Email received from MICHAEL MULLANEY on 4th March 2016 reads:

"A Shrove Tuesday tradition no longer witnessed possibly due to the passing of traditional apprenticeships, was seeing the apprentices who were in their final year being chased around the town by the tradesmen from S.S. Stotts and also the cotton mills, who if caught would be defrocked so to speak and subjected to a similar fate to tar and feathering.  If they stayed at liberty until 12 noon they were allowed to return to work as victorious over the tradesmen

8th March 2016 (Apprenticeship Initiations)Derek Whittaker remembers:  - I remember the Shrove Tuesday "shenanigans" mentioned by Michael Mullaney.  At Porritts and Spencer's, Sunnybank Mill, it was also thought that no matter what you did before noon as an apprentice you couldn't be sacked.  I tested this theory one year by putting senapods in the tea of the other electricians - Teddy Wilkinson, Stan Griffiths, Billy Metcalfe and Jimmy McQuade   -  Derek

And yes! there was such a thing as a "Glass Hammer"

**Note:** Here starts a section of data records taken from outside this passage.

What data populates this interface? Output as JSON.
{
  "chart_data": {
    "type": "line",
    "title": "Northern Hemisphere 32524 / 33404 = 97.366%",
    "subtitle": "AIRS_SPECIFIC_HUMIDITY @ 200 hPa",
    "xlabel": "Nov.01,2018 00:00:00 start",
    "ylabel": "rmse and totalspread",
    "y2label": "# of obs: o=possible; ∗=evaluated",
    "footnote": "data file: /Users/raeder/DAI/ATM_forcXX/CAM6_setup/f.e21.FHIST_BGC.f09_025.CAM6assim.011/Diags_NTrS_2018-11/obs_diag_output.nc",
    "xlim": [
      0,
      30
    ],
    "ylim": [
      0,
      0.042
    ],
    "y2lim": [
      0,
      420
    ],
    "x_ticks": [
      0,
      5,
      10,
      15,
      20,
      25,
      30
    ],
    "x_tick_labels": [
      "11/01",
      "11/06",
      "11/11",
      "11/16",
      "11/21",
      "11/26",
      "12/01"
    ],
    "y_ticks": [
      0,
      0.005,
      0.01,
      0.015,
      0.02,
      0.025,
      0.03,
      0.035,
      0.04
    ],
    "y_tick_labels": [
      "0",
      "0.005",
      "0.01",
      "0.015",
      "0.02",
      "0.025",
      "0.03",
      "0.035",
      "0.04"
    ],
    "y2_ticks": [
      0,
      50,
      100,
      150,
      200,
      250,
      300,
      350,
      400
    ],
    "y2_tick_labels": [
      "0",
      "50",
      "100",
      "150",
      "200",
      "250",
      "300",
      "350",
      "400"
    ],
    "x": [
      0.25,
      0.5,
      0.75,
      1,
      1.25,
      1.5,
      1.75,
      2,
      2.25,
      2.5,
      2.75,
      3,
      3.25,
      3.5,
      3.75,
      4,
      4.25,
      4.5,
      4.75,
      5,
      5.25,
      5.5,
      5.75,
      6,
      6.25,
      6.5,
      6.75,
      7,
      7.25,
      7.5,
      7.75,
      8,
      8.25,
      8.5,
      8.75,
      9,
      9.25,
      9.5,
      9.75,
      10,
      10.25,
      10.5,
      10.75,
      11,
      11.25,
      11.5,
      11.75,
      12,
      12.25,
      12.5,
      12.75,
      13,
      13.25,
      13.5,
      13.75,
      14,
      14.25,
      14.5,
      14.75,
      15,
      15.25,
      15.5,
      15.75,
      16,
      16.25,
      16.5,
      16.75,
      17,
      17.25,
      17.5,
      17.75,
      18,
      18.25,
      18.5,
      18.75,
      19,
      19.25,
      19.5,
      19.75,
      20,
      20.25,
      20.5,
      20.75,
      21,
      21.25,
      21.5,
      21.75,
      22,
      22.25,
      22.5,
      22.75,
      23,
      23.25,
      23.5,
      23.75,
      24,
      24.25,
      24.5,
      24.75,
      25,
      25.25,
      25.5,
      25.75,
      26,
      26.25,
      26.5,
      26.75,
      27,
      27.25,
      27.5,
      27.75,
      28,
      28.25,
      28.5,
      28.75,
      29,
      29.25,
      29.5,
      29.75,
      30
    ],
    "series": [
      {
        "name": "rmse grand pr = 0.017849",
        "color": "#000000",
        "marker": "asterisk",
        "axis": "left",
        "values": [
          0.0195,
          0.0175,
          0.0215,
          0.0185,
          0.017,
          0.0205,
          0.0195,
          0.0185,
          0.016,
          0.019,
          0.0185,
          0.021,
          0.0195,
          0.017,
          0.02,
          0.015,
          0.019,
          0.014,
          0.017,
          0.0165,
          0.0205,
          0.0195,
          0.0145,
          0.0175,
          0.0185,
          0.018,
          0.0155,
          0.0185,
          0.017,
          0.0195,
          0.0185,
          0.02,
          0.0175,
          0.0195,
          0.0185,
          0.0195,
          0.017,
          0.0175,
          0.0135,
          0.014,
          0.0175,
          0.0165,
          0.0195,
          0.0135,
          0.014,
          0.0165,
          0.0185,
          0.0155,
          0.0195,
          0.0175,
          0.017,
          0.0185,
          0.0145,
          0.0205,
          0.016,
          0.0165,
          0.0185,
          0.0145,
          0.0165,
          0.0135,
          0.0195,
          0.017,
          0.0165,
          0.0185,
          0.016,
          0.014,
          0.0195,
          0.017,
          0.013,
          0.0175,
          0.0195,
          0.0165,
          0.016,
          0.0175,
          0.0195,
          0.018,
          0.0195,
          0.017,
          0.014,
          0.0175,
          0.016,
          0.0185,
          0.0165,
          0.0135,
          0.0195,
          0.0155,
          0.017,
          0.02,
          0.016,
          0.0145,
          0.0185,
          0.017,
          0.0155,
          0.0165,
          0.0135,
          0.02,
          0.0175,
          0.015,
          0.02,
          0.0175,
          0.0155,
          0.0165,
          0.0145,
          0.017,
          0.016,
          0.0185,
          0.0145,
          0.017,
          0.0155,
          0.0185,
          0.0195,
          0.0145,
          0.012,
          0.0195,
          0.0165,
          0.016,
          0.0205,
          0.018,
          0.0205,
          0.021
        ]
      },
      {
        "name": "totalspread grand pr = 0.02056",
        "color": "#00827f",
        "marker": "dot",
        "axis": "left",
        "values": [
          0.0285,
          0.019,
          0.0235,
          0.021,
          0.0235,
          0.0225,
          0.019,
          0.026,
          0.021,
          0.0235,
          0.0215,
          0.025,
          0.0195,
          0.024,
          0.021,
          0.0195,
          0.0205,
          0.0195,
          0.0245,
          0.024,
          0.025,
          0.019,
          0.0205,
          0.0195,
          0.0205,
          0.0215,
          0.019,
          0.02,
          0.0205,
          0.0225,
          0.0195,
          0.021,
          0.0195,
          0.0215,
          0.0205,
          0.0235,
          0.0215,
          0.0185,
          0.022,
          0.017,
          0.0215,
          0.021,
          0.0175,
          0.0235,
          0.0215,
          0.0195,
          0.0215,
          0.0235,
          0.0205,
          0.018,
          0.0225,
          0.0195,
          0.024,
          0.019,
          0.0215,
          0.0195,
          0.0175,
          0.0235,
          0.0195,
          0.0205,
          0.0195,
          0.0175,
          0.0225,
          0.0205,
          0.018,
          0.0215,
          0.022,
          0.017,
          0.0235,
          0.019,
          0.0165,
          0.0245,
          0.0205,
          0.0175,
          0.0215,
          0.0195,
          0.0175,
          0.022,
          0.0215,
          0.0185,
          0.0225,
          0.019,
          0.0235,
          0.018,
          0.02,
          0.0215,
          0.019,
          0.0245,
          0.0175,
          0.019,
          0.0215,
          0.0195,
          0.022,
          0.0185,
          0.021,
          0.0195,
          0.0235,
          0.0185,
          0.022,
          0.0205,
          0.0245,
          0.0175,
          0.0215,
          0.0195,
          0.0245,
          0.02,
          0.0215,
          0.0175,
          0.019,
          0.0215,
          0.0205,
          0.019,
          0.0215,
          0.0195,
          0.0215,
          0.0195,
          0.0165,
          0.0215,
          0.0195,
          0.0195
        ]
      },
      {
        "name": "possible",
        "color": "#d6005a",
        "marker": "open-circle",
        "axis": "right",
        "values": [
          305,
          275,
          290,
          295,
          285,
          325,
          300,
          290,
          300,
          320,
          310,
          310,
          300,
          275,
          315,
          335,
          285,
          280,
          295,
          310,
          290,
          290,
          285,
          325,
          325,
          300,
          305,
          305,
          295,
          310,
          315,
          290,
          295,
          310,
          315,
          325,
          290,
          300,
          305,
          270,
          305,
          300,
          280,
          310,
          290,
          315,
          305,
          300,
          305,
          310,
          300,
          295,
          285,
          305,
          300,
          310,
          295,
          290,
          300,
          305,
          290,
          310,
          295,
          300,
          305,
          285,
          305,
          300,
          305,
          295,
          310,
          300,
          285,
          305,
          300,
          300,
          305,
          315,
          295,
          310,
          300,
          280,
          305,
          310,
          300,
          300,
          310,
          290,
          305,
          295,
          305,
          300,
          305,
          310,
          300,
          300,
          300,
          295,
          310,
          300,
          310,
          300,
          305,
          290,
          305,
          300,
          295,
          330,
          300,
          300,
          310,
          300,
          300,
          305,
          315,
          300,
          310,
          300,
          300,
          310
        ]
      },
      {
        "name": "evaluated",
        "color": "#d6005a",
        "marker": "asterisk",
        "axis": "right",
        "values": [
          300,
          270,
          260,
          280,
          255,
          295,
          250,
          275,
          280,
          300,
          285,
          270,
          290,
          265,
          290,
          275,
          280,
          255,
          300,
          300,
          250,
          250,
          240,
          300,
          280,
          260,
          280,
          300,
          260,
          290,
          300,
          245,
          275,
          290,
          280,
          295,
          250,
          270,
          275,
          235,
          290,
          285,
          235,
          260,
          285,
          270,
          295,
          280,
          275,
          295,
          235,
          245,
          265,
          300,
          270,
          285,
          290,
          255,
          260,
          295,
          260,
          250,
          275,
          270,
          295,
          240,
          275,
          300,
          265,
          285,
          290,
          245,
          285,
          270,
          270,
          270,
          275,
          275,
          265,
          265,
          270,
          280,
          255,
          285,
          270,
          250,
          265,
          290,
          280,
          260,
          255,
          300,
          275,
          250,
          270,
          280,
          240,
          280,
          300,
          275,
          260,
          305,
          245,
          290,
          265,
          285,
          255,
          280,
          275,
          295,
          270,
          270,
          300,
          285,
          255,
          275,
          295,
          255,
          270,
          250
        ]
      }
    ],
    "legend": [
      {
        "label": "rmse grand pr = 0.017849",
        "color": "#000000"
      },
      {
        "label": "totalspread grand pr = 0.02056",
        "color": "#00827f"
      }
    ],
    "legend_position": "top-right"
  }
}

On 15th March 2016 Joe Royle wrote: 

I've just been mooching through your excellent blog, and I came across the reference to glass hammers in the "The Apprentice Initiation" section. 
After leaving Haslingden, in the early 80s, I had a job making training and educational videos. One that I made was for Pilkington Glass in St. Helens, the theme being the strength and versatility of glass.
The film showed the making of a glass hammer, about the size of a 2lb lump hammer, and glass 6 inch nails, the highpoint was at the end when the hammer was used to drive the nails through a 3 inch thick block of wood!
I filmed the event from behind ballistic screens, but there was not a single splinter or accident!